Sales is still the toughest game in town, to my way of thinking, but some things have gotten much, much better. Contact management software helped, giving reps a better way to keep track of conversations, notes, and promised follow up. The internet helped; as all those pages filled out, it got rich enough that you could do a lot of research on an industry and a company so you’d get the lay of the land before contacting a likely buyer. You might even get a name. And if you had connections, however tenuous, you might be able to wangle a referral.
This is now.
But the biggest change of all is marketing automation. If your product or service genuinely solves a problem or confers a longed-for benefit, and if your marketing department is doing the work to give your company authentic presence in the marketplace and applying SEO best principles, then potential buyers will find you and check out your website. You don’t know who they are, true, but again, your marketing department is stepping up with content that’s so good, people will trade their contact information to get it. So the ones who are truly interested are more likely to reveal themselves.
What marketing does with marketing automation: generate and qualify leads
Once your marketers have that name and email address, with marketing automation, they can do many things. Here are two of the most important tactics they employ to directly help sales:
- Targeted outreach. Based on what the prospect engaged with, the marketing team has at least a glimmer of how to segment this contact. Once that decision is made, they can put the contact into a nurturing program created to give people in this segment more information abut what they appear to be interested in. This could happen automatically; if someone registered for and attended a webinar on how to train Labrador Retrievers, they could automatically go into that track (rather than one on how to raise and train Chihuahuas).

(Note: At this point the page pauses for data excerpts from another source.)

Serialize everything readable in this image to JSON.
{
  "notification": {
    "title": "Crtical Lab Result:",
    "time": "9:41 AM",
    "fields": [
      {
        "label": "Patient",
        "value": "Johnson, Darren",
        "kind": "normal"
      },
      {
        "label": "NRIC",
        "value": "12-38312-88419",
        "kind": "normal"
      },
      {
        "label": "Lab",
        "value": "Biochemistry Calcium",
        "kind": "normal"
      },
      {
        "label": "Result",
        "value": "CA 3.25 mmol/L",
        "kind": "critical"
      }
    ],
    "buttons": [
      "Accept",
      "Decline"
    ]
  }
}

- Score the lead’s behavior. This is a totally automatic process once it’s set up. The platform assigns specific numeric values to specific characteristics (title, industry, company size, etc.) and specific actions (checked out your pricing page, drilled down three pages into information about one of your products, etc.). If the score advances beyond a threshold, it goes to sales, stat. The hardest part about scoring is deciding what to score and the value to assign it. For this to work well, your sales team and your marketing team should work together to identify your best customers – the ones you’d love to have more of – and determine which attributes they have in common, and score those according to the degree of sales-worthiness or sales-readiness they indicate.
Want to learn more about segmentation and lead scoring? Check out this eBook: How to Prioritize Your Leads.
What sales does with marketing automation intelligence: make warm calls
So when that sales rep gets that high scoring lead, the first thing they do is check out the lead’s activity history in the marketing automation platform. How many emails did the marketing department send (in the sales rep’s name, no less)? How many were opened? What web pages has the lead spent time on? When?
This person is obviously interested in content marketing, but not necessarily in our product… not yet. Marketing has probably put her into a content marketing nurturing program that will, over time, introduce the idea that marketing automation is a great tool to help with content marketing. If I were a sales rep, I would not call her until her activity history demonstrates that her interests are broadening out to include marketing automation itself. I’ll be able to see that when it happens. I might even set an alert so that if and when this prospect checks out our pricing page, I will know it, and I can call to see if she has any questions I can answer for her. It will be a “warm” call, because I can start off with something I know she cares about – her actions told me so.
Here’s how Lee Cendana, one of our Act-On sales reps, explains it:
Socially Speaking
Sales reps tend to be extroverts, and with the advent of social selling they can go out and build relationships on their own, rather than focusing only on the leads that marketing delivers. Right now, for most companies, the closing rate for inbound leads trumps that of socially sourced ones, but that too may change as social marketing evolves. For now, the lead found on social becomes the lead nurtured in the marketing automation system, then closed in the CRM.
In the end, the point is this: sales is difficult, but with marketing automation it gets easier. And while you’ll still make a first call … it doesn’t have to be cold.